POJMAN’S THREE CRITICISMS OF THE STRONG-JUSTIFICATION THESIS

1.    Religious experience to too amorphous to allow generalization.


2.    Justification of belief on the basis of religious experience is circular.


3.    The veridicality of religious experiences cannot be checked like ordinary perceptual experiences and cannot be confirmed by predictions based on it.




GENERALIZING FROM RELIGIOUS EXPERIENCE

Observations

(1)    Whether or not we find a commonality among religious experiences depends very strongly on the marks (or criteria) we use to determine whether or not something is to be included as a religious (or mystical, or transcendental, etc.).

Examples:

(1)    A Christian writer might concentrate on the similarities that relate to Christianity: reports concerning Jesus or the Doctrine of the Trinity.  Finding common themes in these, he may conclude that the similarities support one another.

(2)    Pojman includes in his list of “religious” experiences the experiences of gratitude and “nothingness” of atheists.  Finding a wide disparity, he concludes that no important generalizations are possible.  
THE PROBLEM OF BIASED SAMPLES

(1) Such procedures are unlikely to yield conclusions of any value.

(2)  It is not clear that C. D. Broad did actually proceed in the biased way described in our examples (He was not a mystic or a theist of any kind).

(3) The only objective way to proceed
seems to be to “let the similarities speak for themselves” – i.e., if there are clear and common propositions that are asserted by a large number of witnesses with varied backgrounds and initial belief sets, then the common features call for an explanation.

(4)  The descriptions by mystics of
various kinds do not agree on any common features that are clearly relevant to our question “Does God exist?” (as we are construing it).

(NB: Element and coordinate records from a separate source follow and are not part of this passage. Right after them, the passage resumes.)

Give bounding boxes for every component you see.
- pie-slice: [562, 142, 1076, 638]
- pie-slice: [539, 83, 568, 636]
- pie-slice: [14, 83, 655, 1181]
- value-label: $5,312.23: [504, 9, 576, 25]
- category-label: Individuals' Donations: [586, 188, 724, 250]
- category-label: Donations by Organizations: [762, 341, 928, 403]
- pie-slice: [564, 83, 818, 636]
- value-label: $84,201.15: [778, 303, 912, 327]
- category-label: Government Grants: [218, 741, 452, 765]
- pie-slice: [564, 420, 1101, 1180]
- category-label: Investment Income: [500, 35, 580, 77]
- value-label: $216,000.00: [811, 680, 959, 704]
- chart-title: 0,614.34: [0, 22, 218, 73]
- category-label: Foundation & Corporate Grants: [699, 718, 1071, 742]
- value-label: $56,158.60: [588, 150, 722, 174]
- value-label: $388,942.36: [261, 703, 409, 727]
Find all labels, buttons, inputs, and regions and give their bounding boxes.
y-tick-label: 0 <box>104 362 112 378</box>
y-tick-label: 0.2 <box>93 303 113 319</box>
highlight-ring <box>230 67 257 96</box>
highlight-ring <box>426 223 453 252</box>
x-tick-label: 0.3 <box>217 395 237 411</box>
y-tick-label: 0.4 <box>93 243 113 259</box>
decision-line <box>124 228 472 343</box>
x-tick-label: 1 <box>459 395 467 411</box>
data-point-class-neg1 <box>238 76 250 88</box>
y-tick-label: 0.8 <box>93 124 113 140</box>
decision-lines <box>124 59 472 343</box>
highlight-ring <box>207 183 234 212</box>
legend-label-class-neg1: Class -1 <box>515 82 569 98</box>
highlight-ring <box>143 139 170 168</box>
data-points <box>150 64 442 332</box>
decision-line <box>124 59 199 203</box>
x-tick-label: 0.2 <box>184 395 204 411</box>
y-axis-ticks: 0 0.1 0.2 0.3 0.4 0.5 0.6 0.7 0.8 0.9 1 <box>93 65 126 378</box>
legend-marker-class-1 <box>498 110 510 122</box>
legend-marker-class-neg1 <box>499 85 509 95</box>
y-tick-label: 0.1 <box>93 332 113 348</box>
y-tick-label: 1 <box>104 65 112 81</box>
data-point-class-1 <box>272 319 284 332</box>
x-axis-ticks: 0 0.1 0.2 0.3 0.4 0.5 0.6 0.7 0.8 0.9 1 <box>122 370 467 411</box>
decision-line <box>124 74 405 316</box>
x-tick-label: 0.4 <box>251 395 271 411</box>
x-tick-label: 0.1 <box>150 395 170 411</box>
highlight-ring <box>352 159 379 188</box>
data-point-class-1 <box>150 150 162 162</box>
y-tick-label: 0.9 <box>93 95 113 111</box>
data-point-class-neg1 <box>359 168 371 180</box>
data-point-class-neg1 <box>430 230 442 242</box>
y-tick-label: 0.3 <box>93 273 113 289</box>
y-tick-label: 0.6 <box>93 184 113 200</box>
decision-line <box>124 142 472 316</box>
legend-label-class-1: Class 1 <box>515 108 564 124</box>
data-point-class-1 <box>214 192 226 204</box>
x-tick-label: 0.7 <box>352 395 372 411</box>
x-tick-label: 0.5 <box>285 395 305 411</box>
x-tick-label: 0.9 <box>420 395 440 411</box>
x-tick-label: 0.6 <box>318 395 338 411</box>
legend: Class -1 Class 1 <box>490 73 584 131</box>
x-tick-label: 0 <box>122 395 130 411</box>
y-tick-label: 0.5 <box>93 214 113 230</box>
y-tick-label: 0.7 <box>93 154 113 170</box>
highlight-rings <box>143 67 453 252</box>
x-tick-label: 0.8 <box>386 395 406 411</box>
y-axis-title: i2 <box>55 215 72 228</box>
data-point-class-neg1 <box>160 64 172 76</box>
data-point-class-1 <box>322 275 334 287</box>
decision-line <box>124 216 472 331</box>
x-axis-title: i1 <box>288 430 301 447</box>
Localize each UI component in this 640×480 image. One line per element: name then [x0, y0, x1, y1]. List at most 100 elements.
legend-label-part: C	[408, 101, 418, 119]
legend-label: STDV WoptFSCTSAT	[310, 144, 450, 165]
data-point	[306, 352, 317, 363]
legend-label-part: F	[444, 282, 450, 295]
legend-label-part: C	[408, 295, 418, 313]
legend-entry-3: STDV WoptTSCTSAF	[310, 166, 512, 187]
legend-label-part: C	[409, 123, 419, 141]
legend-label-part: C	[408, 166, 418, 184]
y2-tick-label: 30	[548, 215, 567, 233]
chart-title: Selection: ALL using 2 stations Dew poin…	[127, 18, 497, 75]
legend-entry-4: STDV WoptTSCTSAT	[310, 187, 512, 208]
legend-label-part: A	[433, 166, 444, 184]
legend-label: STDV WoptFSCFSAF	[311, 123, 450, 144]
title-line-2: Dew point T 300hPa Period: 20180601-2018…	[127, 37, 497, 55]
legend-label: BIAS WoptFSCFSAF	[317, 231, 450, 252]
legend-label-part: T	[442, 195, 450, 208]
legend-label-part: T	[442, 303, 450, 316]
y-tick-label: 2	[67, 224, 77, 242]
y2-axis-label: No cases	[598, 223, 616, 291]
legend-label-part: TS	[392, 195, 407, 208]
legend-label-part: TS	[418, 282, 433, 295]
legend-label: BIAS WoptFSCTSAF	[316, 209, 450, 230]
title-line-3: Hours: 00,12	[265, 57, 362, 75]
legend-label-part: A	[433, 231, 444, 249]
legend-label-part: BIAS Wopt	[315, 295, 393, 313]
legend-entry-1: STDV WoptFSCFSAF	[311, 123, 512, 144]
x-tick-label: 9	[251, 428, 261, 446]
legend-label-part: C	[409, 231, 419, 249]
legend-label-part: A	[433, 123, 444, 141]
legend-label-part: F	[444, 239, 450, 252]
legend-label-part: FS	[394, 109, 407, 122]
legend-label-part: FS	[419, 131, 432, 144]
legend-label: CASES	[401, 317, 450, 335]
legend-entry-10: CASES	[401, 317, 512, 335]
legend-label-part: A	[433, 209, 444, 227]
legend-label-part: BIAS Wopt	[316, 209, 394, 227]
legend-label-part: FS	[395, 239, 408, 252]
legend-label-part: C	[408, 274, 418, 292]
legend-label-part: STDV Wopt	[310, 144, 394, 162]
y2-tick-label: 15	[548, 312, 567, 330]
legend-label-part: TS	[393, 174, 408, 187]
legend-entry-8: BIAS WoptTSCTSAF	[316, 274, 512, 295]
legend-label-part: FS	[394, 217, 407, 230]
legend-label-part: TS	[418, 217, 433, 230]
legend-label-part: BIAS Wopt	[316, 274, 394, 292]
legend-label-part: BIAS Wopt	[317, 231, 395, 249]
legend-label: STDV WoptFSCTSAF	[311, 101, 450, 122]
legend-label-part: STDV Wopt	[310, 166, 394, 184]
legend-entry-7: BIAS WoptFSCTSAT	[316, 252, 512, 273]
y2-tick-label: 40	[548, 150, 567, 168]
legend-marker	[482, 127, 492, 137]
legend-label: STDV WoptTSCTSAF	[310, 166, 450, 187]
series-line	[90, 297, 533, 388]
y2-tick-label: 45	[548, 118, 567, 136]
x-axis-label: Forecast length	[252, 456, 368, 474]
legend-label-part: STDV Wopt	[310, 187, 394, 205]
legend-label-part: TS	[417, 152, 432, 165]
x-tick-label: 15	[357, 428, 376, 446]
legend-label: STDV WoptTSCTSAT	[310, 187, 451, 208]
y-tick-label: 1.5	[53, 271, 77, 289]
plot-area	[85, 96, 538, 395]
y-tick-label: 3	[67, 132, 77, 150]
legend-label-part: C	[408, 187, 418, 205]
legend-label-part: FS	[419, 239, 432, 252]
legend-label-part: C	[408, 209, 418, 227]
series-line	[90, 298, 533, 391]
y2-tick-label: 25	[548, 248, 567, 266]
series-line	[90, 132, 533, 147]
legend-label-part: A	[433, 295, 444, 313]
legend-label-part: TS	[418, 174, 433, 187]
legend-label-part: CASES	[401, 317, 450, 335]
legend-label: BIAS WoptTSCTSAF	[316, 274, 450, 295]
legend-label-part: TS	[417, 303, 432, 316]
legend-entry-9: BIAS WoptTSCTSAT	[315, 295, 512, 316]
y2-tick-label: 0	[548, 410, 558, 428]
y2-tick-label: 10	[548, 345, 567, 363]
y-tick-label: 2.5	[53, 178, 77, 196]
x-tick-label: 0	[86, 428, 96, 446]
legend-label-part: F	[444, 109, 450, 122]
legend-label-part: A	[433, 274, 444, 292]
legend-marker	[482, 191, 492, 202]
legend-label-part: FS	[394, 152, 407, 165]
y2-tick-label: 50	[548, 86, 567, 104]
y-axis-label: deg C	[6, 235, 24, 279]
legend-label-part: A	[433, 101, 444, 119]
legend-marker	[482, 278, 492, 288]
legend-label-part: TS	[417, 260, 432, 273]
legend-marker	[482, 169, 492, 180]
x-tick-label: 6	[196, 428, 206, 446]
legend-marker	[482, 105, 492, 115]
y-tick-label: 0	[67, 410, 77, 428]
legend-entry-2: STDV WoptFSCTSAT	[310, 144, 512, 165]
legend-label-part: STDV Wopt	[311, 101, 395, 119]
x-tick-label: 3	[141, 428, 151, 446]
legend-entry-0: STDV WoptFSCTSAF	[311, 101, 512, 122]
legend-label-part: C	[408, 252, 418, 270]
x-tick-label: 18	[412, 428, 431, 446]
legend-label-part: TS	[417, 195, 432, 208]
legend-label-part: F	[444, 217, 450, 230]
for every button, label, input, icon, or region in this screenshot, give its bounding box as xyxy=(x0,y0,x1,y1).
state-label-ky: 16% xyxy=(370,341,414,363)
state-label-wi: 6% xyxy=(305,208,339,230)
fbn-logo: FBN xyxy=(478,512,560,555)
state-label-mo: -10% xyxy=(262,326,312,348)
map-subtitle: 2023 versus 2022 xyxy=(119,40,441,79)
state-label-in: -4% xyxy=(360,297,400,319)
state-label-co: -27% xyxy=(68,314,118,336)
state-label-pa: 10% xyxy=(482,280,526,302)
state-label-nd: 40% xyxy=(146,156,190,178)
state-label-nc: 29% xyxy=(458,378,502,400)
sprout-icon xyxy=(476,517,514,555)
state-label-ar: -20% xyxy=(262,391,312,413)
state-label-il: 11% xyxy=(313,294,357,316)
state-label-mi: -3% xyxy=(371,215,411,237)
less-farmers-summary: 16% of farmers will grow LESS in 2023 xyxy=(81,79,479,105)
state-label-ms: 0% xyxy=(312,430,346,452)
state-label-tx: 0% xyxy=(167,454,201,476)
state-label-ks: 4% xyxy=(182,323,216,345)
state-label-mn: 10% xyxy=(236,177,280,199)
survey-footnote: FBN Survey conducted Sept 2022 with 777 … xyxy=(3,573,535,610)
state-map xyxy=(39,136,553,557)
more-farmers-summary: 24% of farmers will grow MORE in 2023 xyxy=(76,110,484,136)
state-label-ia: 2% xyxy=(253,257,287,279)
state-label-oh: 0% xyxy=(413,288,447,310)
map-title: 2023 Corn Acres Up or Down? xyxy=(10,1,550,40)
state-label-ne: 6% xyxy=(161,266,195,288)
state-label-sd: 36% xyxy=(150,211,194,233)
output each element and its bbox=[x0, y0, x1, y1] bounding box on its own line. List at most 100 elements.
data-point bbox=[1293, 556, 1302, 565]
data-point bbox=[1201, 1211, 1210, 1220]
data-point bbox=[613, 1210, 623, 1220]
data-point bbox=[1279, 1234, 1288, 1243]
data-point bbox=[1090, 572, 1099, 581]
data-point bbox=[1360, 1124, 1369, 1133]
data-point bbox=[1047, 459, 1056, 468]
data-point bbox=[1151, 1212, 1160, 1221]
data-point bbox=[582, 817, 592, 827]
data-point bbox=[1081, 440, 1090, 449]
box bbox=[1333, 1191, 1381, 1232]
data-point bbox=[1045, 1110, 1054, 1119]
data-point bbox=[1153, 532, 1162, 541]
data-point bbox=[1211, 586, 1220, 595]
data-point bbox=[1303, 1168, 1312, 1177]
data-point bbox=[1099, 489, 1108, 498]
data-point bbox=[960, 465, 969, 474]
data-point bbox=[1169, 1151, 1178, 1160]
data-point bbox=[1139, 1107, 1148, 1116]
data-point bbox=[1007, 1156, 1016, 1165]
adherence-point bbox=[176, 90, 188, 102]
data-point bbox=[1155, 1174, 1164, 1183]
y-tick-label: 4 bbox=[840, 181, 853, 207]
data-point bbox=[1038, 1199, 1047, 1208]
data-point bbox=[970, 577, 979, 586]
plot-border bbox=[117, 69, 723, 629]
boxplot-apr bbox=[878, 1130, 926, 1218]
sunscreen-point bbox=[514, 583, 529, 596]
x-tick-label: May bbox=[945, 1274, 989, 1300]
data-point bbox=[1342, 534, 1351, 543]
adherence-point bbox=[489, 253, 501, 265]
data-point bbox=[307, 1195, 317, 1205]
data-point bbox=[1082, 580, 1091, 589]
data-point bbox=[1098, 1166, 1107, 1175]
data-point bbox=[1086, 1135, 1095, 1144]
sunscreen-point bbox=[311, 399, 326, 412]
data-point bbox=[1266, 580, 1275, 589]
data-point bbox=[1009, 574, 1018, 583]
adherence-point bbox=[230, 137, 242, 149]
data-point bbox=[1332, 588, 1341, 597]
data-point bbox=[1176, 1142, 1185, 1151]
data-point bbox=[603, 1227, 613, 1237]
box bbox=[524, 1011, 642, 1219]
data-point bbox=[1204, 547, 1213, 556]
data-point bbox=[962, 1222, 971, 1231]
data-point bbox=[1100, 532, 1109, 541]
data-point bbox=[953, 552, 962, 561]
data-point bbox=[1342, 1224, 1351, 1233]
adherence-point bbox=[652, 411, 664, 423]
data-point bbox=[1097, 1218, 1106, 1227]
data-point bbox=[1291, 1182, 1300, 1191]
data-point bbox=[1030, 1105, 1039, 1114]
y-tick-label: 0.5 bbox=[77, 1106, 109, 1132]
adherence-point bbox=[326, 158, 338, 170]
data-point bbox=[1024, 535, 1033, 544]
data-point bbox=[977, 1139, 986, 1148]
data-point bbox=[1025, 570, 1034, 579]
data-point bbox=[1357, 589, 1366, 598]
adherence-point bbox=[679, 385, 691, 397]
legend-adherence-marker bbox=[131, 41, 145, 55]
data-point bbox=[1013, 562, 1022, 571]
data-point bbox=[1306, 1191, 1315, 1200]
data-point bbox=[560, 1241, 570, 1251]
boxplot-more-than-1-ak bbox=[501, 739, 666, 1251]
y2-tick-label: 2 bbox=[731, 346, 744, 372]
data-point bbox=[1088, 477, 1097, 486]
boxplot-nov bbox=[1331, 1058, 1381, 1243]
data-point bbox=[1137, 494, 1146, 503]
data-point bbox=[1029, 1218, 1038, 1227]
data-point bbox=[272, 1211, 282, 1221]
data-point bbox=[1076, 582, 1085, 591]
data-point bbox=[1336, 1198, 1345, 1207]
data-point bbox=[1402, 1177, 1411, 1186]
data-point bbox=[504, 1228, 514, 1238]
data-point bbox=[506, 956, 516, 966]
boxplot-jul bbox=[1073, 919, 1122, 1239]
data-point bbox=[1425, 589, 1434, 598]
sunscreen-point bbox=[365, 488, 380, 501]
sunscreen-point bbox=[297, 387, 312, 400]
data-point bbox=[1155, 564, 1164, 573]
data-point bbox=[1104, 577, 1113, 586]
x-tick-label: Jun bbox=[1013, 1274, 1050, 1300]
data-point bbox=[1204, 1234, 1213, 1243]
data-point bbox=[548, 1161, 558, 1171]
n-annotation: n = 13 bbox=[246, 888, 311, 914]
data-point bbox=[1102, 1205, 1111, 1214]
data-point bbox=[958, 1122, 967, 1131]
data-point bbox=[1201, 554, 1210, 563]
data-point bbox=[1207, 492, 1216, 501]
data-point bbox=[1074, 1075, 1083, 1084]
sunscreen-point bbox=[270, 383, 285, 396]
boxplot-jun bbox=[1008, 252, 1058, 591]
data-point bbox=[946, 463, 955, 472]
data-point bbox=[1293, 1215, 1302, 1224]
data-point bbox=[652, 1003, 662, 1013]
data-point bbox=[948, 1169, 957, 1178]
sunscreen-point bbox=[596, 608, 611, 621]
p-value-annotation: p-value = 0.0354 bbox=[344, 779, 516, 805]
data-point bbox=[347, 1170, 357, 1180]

Viewed in this way, Pojman’s complaint is correct.


THE “CIRCULARITY” OF RELIGIOUS EXPERIENCE

Pojman: Religious experiences (indeed, all experiences) take place within the frame of a worldview (p. 86).  Thus: the premises of the attempt to justify religious belief by religious experience will not rest on premises are self-evident to everyone (p. 86), nor are there neutral criteria of assessment of evidence to which the atheist need agree.

Reply: If there is anything to this objection, it cannot be put in such sweeping terms: almost no significant argument has “self-evident” premises to which everyone will agree.  And the general claim that no one’s beliefs and interpretations are bias-free, so that no neutral or objective standpoint is possible, is self-defeating.


RELIGIOUS EXPERIENCE IS NOT “CHECKABLE” AND YIELDS NO OBSERVABLE PREDICTIONS.

Observation:  Everyone’s experience is private to them and so, in a sense, is not “intersubjectively checkable”. You can’t observe my experiences directly, nor I yours.  But from the point of view of the experiencer, it does confirm a belief about the causes thereof if predictions based on that belief are further verified or confirmed.  Such confirmation is not, however, essential to the rationality of all of our beliefs.

The student of religious experience should ask: what hypothesis best explains such experiences, given what he himself knows or believes strongly (and with good reason)?